Şiirleriniz

Güncelleme Tarihi:

Şiirleriniz
Oluşturulma Tarihi: Ocak 30, 2001 00:00


Talat KIRCAN
Haberin Devamı

Babadağ’a çarpan bulutlar

ELİMDE Orhan Tez'in bir dizi kitabı var. Şiir, deneme, öykü, günce kitapları. Fotoğraf Türküsü, Oldu İşte ve Herşey Zamanı Gelince, Tez'in şiirlerini topladığı yapıtlar. Aslında bunlara kitap demek biraz zor. Daha çok broşür irisi. İlk şiirlerinde içeriği biçime hapseden, bu yüzden şairaneliği ikinci plana iten Tez'in son şiirleri daha bir olgun. Özellikle şiirini biçime kurban etmediği yapıtlarını büyük beğeni ile okudum. Duygulu, usta işi:

Sırtım duvara dayalı

Bir yastık var belki yok

Gözlerim tavana çakılı

Karnım aç belki tok

Kalbim duraksız bir kuş

Aşığım sana belkisi yok

Denizin Sitemi, İtirafname, İstanbul'da Değişir İnsanın Huyu şiirleri bu dediklerime en güzel örnek.

Orhan Tez'in öykülerini topladığı kitabı Duyan da Birşey Yaptığımız Sanacak. Bir de Denizin Utancı var. Denemelerini topladığı ödüllü bir kitap. Oldum bittim deneme türüne ısınamadım. Montaigne'in denemelerinin dışında hep yorulmuşumdur okurken.
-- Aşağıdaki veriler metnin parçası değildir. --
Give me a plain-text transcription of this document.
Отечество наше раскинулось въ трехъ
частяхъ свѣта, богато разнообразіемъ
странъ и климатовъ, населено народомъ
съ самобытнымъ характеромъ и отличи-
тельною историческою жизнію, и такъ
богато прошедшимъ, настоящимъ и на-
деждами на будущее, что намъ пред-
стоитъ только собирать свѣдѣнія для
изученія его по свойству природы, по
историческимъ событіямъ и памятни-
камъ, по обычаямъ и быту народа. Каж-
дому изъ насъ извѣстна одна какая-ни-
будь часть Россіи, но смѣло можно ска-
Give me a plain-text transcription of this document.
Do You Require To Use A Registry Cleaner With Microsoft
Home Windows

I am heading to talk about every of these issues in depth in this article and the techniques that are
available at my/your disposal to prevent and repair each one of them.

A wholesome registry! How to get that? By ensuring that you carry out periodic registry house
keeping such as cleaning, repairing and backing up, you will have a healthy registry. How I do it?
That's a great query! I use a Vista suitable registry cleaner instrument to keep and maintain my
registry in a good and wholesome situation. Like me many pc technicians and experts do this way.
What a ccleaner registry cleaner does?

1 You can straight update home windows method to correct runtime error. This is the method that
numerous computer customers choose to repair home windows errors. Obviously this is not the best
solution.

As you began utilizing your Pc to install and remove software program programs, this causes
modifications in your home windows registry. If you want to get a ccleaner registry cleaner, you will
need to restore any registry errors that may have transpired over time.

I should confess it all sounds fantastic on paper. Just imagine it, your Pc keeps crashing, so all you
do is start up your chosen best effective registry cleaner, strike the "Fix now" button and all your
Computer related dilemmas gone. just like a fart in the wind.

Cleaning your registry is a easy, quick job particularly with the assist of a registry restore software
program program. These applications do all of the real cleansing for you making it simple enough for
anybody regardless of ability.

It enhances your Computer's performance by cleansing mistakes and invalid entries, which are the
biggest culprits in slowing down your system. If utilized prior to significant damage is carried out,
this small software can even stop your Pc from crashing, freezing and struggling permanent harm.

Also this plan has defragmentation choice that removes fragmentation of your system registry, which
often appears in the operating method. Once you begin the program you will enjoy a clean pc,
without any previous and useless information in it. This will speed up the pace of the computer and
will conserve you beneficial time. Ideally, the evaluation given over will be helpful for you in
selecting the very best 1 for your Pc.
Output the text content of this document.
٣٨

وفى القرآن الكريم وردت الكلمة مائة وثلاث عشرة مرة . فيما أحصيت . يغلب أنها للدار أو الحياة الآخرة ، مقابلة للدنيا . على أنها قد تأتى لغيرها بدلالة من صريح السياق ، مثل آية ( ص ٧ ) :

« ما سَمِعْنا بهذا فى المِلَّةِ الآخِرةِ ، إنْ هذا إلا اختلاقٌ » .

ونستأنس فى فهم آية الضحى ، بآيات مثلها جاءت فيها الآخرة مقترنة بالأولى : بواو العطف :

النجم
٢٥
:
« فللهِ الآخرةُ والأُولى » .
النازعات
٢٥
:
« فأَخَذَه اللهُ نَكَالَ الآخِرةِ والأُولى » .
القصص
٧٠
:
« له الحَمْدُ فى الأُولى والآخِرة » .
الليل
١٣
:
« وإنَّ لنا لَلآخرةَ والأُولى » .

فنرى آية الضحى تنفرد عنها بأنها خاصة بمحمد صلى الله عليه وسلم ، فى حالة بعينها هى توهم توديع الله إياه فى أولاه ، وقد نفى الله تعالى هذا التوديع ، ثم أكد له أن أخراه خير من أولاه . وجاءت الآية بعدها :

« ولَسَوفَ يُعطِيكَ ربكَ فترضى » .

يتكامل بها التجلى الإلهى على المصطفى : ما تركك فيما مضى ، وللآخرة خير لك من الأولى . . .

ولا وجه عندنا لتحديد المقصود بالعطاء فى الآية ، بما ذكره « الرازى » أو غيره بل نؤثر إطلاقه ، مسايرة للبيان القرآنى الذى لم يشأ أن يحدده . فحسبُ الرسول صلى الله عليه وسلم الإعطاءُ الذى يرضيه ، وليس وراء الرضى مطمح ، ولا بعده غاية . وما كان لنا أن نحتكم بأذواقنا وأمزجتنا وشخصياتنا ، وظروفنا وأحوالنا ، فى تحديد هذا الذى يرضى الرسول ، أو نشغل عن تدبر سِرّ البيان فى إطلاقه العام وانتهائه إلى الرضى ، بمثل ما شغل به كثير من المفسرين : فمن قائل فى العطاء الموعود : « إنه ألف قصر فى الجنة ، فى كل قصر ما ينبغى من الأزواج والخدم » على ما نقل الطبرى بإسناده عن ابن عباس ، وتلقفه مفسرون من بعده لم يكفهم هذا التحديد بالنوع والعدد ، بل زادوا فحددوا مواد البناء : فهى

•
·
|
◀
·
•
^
Aslında bu bahaneleri sıralarken, Tez'in diğer kitaplarından kaçıp, sözü Fethiye Günlüğü'ne getirmek istiyorum. Çünkü tüm kitaplarını büyük bir dikkatle okudum. Ancak Fethiye Günlüğü bir başka. Sanki bir kitap okumuyorsunuz, Gün gün Fethiye'yi yaşıyorsunuz. Havası, denizi, denizinin rengi, kumsalı, turisti, kış gelende dolan kahveleri, sanatçıları, söylenceleri ile yaşıyorsunuz kıpır kıpır bir Fethiye'yi. Bazen üşüyorsunuz, bazen sıcaktan bunalıyorsunuz. Akıcı, hani ele alınınca bir türlü bırakılamayan kitaplardan. 25 ekimde başlayan günlerin serüveni bitmeden, Likya'nın 7 kentinde geziyorsunuz, bir yanadan bilgilenerek.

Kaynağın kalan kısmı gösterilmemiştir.